As we wrote this in early November, the focus of the UK e-cigarette industry was on regulatory change – the confirmation in the Budget of the Vaping Products Duty (still a long way in the future) and the formal introduction into Parliament of the Tobacco and Vapes Bill, complete with the possibility of retailer licensing.

Neither of these was exactly unexpected, and although of course there are usually downsides as well as upsides to any significant new regulation, neither should be seen as a major negative.

In particular, retailer licensing may aid enforcement against the illicit market and help to bolster the reputation of the legitimate industry, while the exclusion of vapour products from the proposed birthdate-based sales ban shows that – despite some recent hardening of attitudes – Britain’s government remains convinced by the vision of harm reduction. Perhaps the honeymoon is over, but we’re still a long way from the divorce stage.

Coincidentally, it was very shortly before these two developments that another piece of good news for the UK vape industry emerged, in the form of ECigIntelligence’s latest UK snapshot. We publish these snapshots regularly for a range of countries, combining commentary with data on market size, product formats, leading brands, and so on.

Overall, we concluded that “the UK e-cigarette market continues to show impressive growth in 2024”, and looking ahead to 2025 we forecast it to get very close to £2 billion in value. It will, in fact, have doubled in size in only four years (although admittedly 2021’s figure was slightly depressed by the pandemic; the market had actually been a tad bigger in 2019).

Set against this encouraging headline number we did note that “an overwhelming portion of the market’s growth can be attributed to disposables”, with 30% of British vapers now using them, and of course this means that next year’s disposables ban does raise an obvious concern. Will the overall vape category manage to retain those consumers even if their preferred product format is no longer available?

There are good grounds to be positive about this, though – because, as we said in our snapshot, the popularity of disposables is already starting to decline anyway.
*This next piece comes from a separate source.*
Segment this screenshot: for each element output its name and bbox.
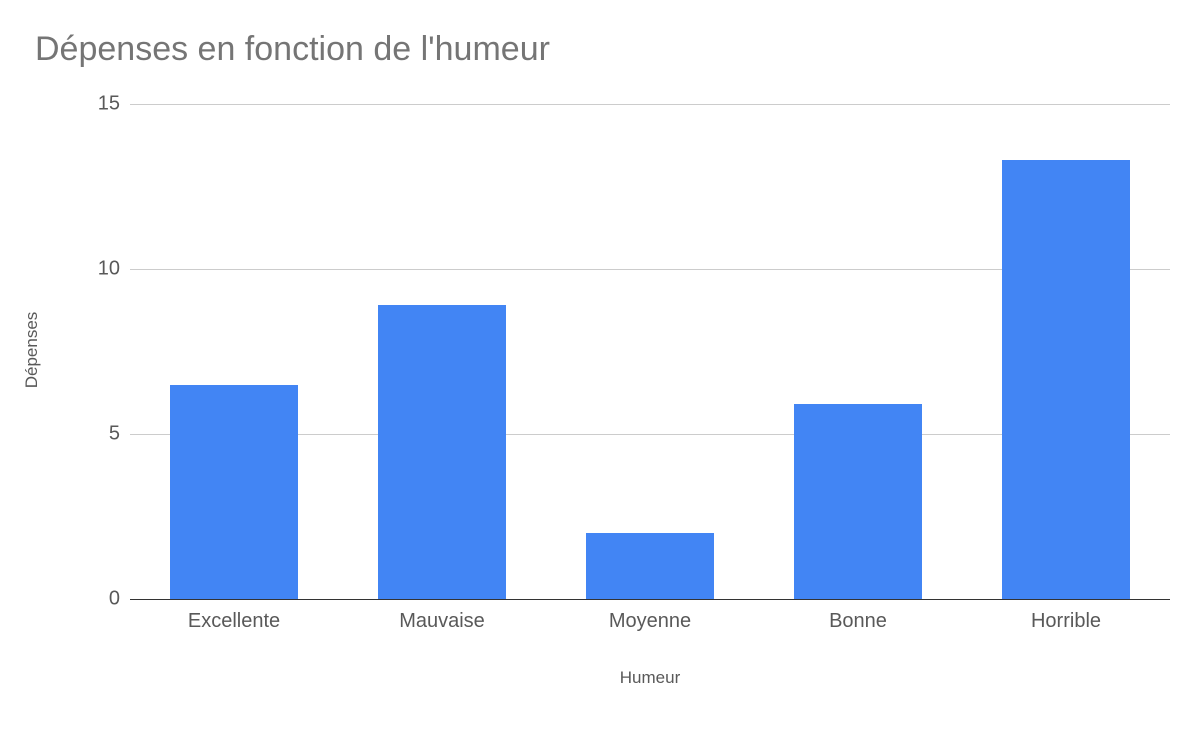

It doesn’t appear that consumers are so wedded to these products they’ll just abandon vaping when disposable devices disappear.
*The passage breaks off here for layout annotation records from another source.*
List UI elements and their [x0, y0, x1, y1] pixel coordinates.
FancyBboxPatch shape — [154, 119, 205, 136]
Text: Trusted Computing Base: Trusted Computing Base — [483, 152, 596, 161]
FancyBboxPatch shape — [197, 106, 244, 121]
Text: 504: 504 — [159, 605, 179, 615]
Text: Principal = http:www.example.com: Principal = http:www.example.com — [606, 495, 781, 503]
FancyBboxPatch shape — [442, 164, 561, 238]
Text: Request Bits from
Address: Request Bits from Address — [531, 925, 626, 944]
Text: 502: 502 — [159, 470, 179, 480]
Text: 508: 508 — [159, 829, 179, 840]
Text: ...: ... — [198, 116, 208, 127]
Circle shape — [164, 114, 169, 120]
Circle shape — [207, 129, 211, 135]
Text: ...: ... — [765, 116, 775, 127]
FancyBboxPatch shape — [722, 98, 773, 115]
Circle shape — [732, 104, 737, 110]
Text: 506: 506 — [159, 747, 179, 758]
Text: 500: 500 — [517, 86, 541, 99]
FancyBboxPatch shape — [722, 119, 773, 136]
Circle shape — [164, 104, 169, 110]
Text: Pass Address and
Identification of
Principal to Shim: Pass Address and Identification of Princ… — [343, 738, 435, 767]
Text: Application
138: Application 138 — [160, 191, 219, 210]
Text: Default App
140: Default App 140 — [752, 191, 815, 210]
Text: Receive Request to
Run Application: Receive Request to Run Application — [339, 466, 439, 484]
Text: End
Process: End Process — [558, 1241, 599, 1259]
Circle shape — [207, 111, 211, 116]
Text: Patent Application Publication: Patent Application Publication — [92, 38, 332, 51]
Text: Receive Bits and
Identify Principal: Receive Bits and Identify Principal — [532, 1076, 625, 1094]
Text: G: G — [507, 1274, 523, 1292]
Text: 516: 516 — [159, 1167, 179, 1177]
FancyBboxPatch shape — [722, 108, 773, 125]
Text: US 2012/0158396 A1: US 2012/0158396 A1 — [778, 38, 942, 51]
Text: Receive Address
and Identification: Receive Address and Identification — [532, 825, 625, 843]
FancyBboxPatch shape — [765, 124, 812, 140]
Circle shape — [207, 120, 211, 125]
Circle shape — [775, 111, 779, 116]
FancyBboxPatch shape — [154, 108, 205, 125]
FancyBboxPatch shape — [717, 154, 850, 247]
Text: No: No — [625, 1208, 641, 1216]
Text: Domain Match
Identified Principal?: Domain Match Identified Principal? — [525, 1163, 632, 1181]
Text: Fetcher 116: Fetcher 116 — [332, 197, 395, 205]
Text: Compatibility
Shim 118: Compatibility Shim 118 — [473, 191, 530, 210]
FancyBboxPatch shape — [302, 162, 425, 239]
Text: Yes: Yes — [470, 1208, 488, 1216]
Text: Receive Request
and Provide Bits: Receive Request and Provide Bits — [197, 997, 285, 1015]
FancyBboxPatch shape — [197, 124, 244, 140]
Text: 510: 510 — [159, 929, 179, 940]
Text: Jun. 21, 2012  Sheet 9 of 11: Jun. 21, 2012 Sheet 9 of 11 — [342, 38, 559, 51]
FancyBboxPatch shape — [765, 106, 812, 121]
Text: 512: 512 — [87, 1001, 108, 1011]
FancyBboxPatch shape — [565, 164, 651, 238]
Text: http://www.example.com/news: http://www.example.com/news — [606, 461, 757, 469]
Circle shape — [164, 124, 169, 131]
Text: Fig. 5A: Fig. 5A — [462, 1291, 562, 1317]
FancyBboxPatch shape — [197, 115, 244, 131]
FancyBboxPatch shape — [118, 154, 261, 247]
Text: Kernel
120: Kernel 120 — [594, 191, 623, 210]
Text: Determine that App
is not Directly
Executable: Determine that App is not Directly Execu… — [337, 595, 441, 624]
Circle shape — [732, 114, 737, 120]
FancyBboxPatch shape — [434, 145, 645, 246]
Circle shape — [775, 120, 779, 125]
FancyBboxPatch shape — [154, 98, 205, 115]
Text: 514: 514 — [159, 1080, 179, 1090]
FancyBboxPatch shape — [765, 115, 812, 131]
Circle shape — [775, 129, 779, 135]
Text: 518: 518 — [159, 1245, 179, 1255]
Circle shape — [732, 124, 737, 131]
Still, exactly what replaces them remains something of an open question. As we note, pre-filled pod products are becoming more prominent in retail. But we think this is probably down to companies themselves anticipating the disposable ban, rather than customer tastes; the trend toward pre-filled pods “does not seem to be driven by the demand side”. Instead, “consumers are increasingly opting for refillable open pods, the fastest-growing category”.
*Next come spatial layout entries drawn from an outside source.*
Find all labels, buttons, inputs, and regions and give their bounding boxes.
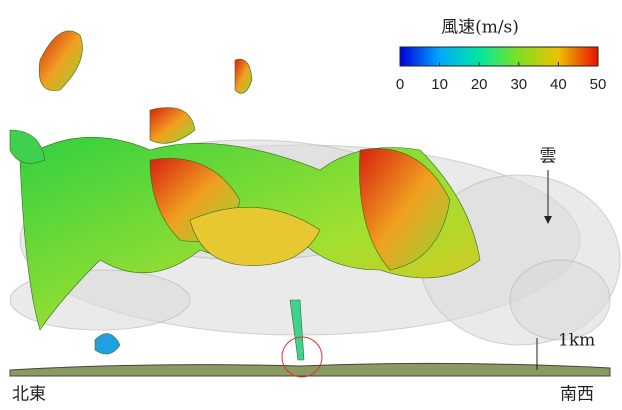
colorbar-tick-label: 50 (590, 76, 607, 93)
figure: 雲 1km 北東 南西 風速(m/s) 0 10 20 30 40 50 (0, 0, 622, 410)
colorbar-title: 風速(m/s) (441, 18, 519, 38)
right-label: 南西 (560, 385, 594, 405)
left-label: 北東 (12, 385, 46, 405)
colorbar-ramp (400, 47, 598, 66)
colorbar-tick-label: 10 (431, 76, 448, 93)
colorbar-tick-label: 0 (396, 76, 404, 93)
page: 雲 1km 北東 南西 風速(m/s) 01020304050 (() => {… (0, 0, 622, 410)
colorbar: 風速(m/s) 0 10 20 30 40 50 (396, 18, 607, 93)
ground (10, 363, 610, 376)
colorbar-tick-label: 20 (471, 76, 488, 93)
cloud-label: 雲 (540, 147, 557, 167)
colorbar-tick-label: 40 (550, 76, 567, 93)
height-label: 1km (558, 331, 595, 351)
colorbar-tick-label: 30 (510, 76, 527, 93)
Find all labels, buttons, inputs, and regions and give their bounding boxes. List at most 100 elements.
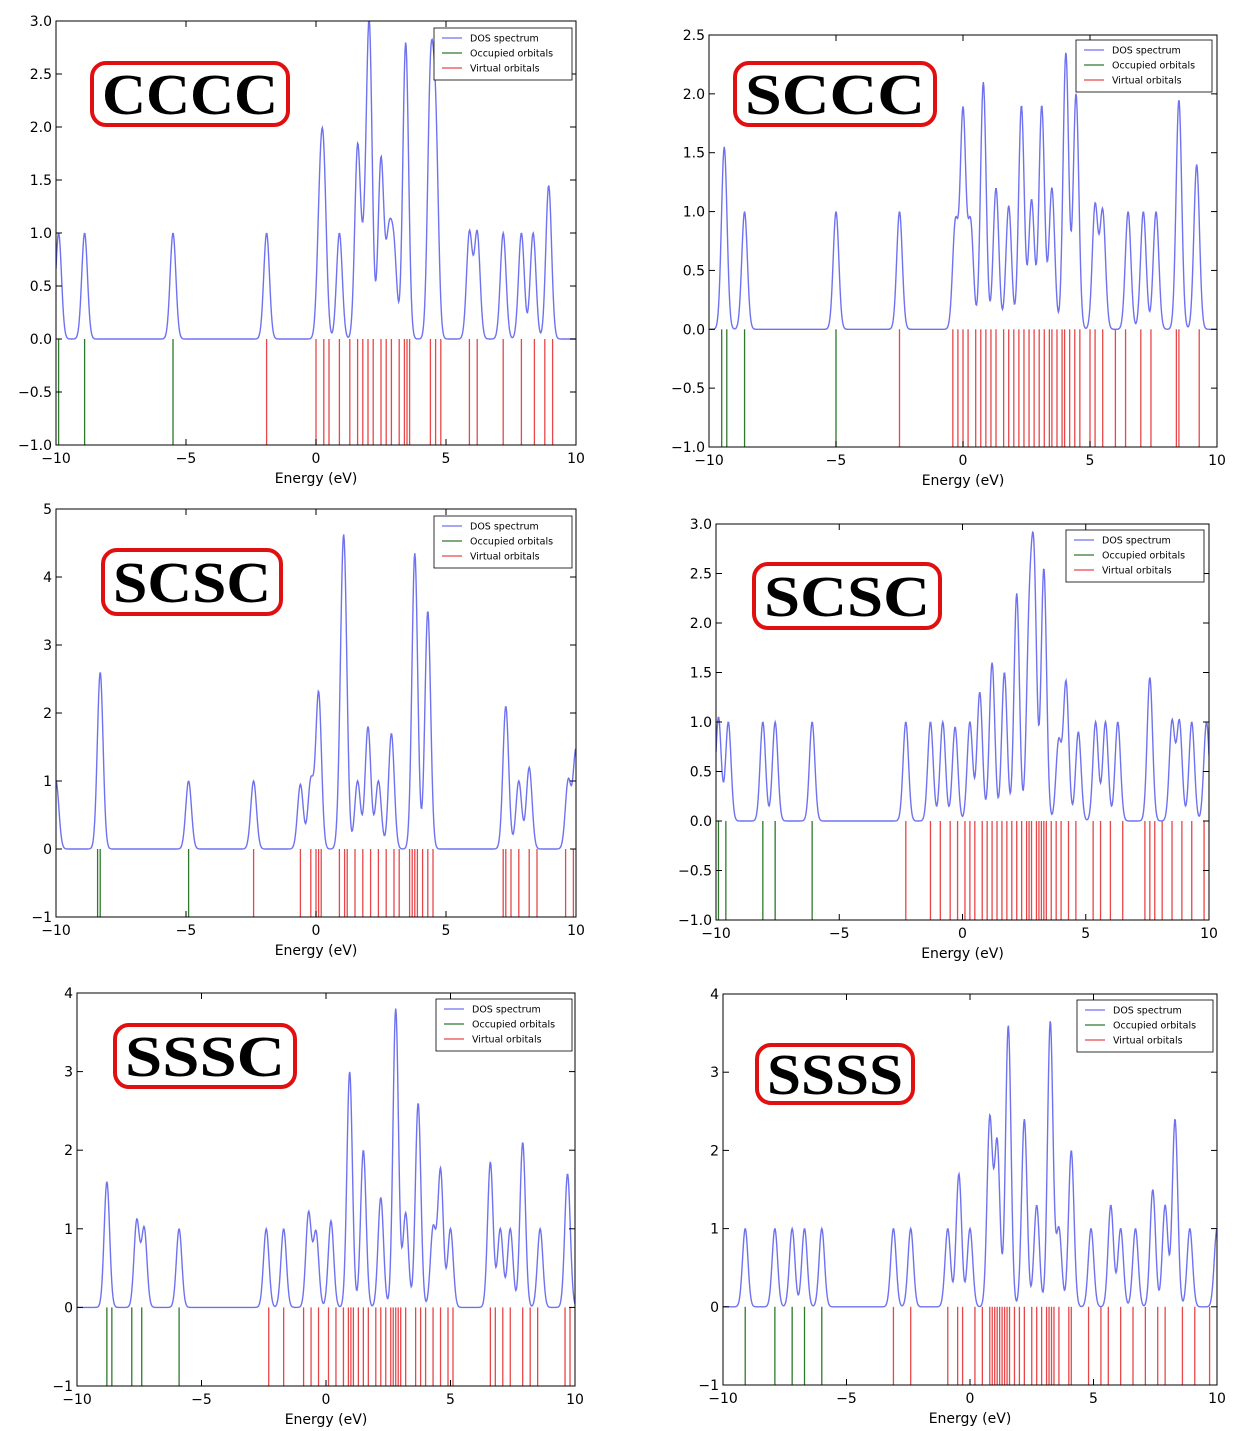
y-tick-label: 1.0: [683, 205, 705, 221]
legend-entry-dos: DOS spectrum: [470, 34, 539, 45]
y-tick-label: 2.0: [683, 87, 705, 103]
y-tick-label: 1.5: [690, 666, 712, 682]
legend-entry-occupied: Occupied orbitals: [470, 537, 553, 548]
panel-title: SSSS: [767, 1042, 903, 1107]
y-tick-label: 2.5: [30, 67, 52, 83]
y-tick-label: 3: [710, 1065, 719, 1081]
y-tick-label: 2.0: [30, 120, 52, 136]
legend-entry-virtual: Virtual orbitals: [1112, 76, 1182, 87]
badge-frame: [101, 548, 283, 616]
y-tick-label: 2.0: [690, 616, 712, 632]
panel-title-badge: SCSC: [752, 562, 942, 630]
y-tick-label: 2.5: [683, 28, 705, 44]
badge-frame: [90, 61, 290, 127]
legend-box: [433, 515, 573, 569]
badge-frame: [755, 1043, 915, 1105]
x-tick-label: −10: [694, 453, 724, 469]
x-axis-label: Energy (eV): [922, 473, 1005, 489]
x-tick-label: −10: [62, 1392, 92, 1408]
plot-area: [709, 52, 1217, 447]
x-tick-label: 5: [442, 923, 451, 939]
legend: DOS spectrum Occupied orbitals Virtual orb…: [1065, 529, 1205, 583]
legend-entry-occupied: Occupied orbitals: [470, 49, 553, 60]
y-tick-label: 2: [710, 1143, 719, 1159]
y-tick-label: 0.0: [30, 332, 52, 348]
legend-box: [1065, 529, 1205, 583]
y-tick-label: 4: [64, 986, 73, 1002]
legend: DOS spectrum Occupied orbitals Virtual orb…: [1076, 999, 1214, 1053]
legend-box: [1076, 999, 1214, 1053]
y-tick-label: 3.0: [690, 517, 712, 533]
dos-curve: [56, 534, 576, 850]
x-tick-label: 10: [1200, 926, 1218, 942]
panel-title: SSSC: [125, 1024, 285, 1089]
x-tick-label: −5: [836, 1391, 857, 1407]
dos-curve: [716, 530, 1209, 822]
plot-area: [56, 534, 576, 917]
y-tick-label: 0: [43, 842, 52, 858]
x-axis-label: Energy (eV): [285, 1412, 368, 1428]
panel-title-badge: CCCC: [90, 61, 290, 127]
y-tick-label: −1.0: [678, 913, 712, 929]
x-tick-label: −10: [708, 1391, 738, 1407]
y-tick-label: −1: [31, 910, 52, 926]
y-tick-label: 1.5: [683, 146, 705, 162]
y-tick-label: −1: [52, 1379, 73, 1395]
y-tick-label: 3: [43, 638, 52, 654]
y-tick-label: 1.5: [30, 173, 52, 189]
y-tick-label: 2.5: [690, 567, 712, 583]
dos-curve: [56, 21, 576, 340]
y-tick-label: −0.5: [671, 381, 705, 397]
x-axis-label: Energy (eV): [275, 943, 358, 959]
legend-box: [1075, 39, 1213, 93]
dos-curve: [709, 52, 1217, 330]
badge-frame: [113, 1023, 297, 1089]
legend-entry-occupied: Occupied orbitals: [1113, 1021, 1196, 1032]
x-tick-label: 5: [442, 451, 451, 467]
y-tick-label: 3.0: [30, 14, 52, 30]
x-tick-label: 5: [1086, 453, 1095, 469]
panel-title: SCSC: [113, 550, 271, 615]
y-tick-label: 1.0: [690, 715, 712, 731]
badge-frame: [733, 61, 937, 127]
x-axis-label: Energy (eV): [921, 946, 1004, 962]
legend-box: [433, 27, 573, 81]
y-tick-label: 5: [43, 502, 52, 518]
y-tick-label: 0.0: [683, 322, 705, 338]
plot-area: [77, 1008, 575, 1386]
dos-panel-1: −10 −5 0 5 10 −1.0 −0.5 0.0 0.5 1.0 1.5 2.0 2.5 3.0 En…: [18, 14, 585, 487]
panel-title-badge: SCSC: [101, 548, 283, 616]
x-tick-label: 0: [312, 923, 321, 939]
dos-curve: [723, 1021, 1217, 1308]
legend-entry-occupied: Occupied orbitals: [472, 1020, 555, 1031]
x-tick-label: 5: [446, 1392, 455, 1408]
panel-title: SCSC: [764, 564, 930, 629]
x-tick-label: 0: [312, 451, 321, 467]
legend-box: [435, 998, 573, 1052]
x-tick-label: −10: [701, 926, 731, 942]
y-tick-label: 1: [43, 774, 52, 790]
legend-entry-dos: DOS spectrum: [1113, 1006, 1182, 1017]
y-tick-label: −0.5: [18, 385, 52, 401]
y-tick-label: 1.0: [30, 226, 52, 242]
y-tick-label: −1.0: [671, 440, 705, 456]
legend-entry-virtual: Virtual orbitals: [472, 1035, 542, 1046]
legend-entry-virtual: Virtual orbitals: [470, 64, 540, 75]
dos-curve: [77, 1008, 575, 1309]
legend-entry-occupied: Occupied orbitals: [1102, 551, 1185, 562]
legend: DOS spectrum Occupied orbitals Virtual orb…: [433, 515, 573, 569]
badge-frame: [752, 562, 942, 630]
y-tick-label: −1: [698, 1378, 719, 1394]
y-tick-label: 2: [43, 706, 52, 722]
y-tick-label: 4: [710, 987, 719, 1003]
x-tick-label: 0: [958, 926, 967, 942]
x-tick-label: 0: [322, 1392, 331, 1408]
x-tick-label: 10: [566, 1392, 584, 1408]
y-tick-label: −1.0: [18, 438, 52, 454]
plot-area: [56, 21, 576, 445]
legend-entry-virtual: Virtual orbitals: [1113, 1036, 1183, 1047]
legend-entry-dos: DOS spectrum: [1102, 536, 1171, 547]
And what of vape stores themselves? Well, there’s good news here too: the strength of the UK market is underlined by an increase in the number of specialist retailers. Large chains, in particular, have been growing.

Combined with the recent suggestion from another researcher (the Global State of Tobacco Harm Reduction project) that vaping will soon overtake smoking in the UK – a pretty astonishing landmark that back in 2014 would have seemed like a distant dream – all this data seems to confirm that the UK remains among the biggest success stories for e-cigarettes.

There will be issues to deal with, of course – not just from regulation but also from the increased competition offered by nicotine pouch products.

And there is also a longer-term, strategic question mark over the customers of the future. Given declines in smoking, the number of smokers who have already gone over to vaping, and a (theoretical) end to the creation of new smokers once the birthdate-based sales ban comes in, who will be the new vapers of the 2030s? Will there actually be enough smokers left that the e-cigarette market can continue to thrive by converting them to the safer alternative?

That will be a difficult question for the industry to tackle, because it may involve a choice between accepting much-reduced growth, or more openly marketing to non-smokers. The potentially explosive implications of the latter hardly need to be spelled out, and some serious thinking for the industry lies ahead. But for the meantime, we see the UK as a healthy market that should be resilient to its immediate challenges.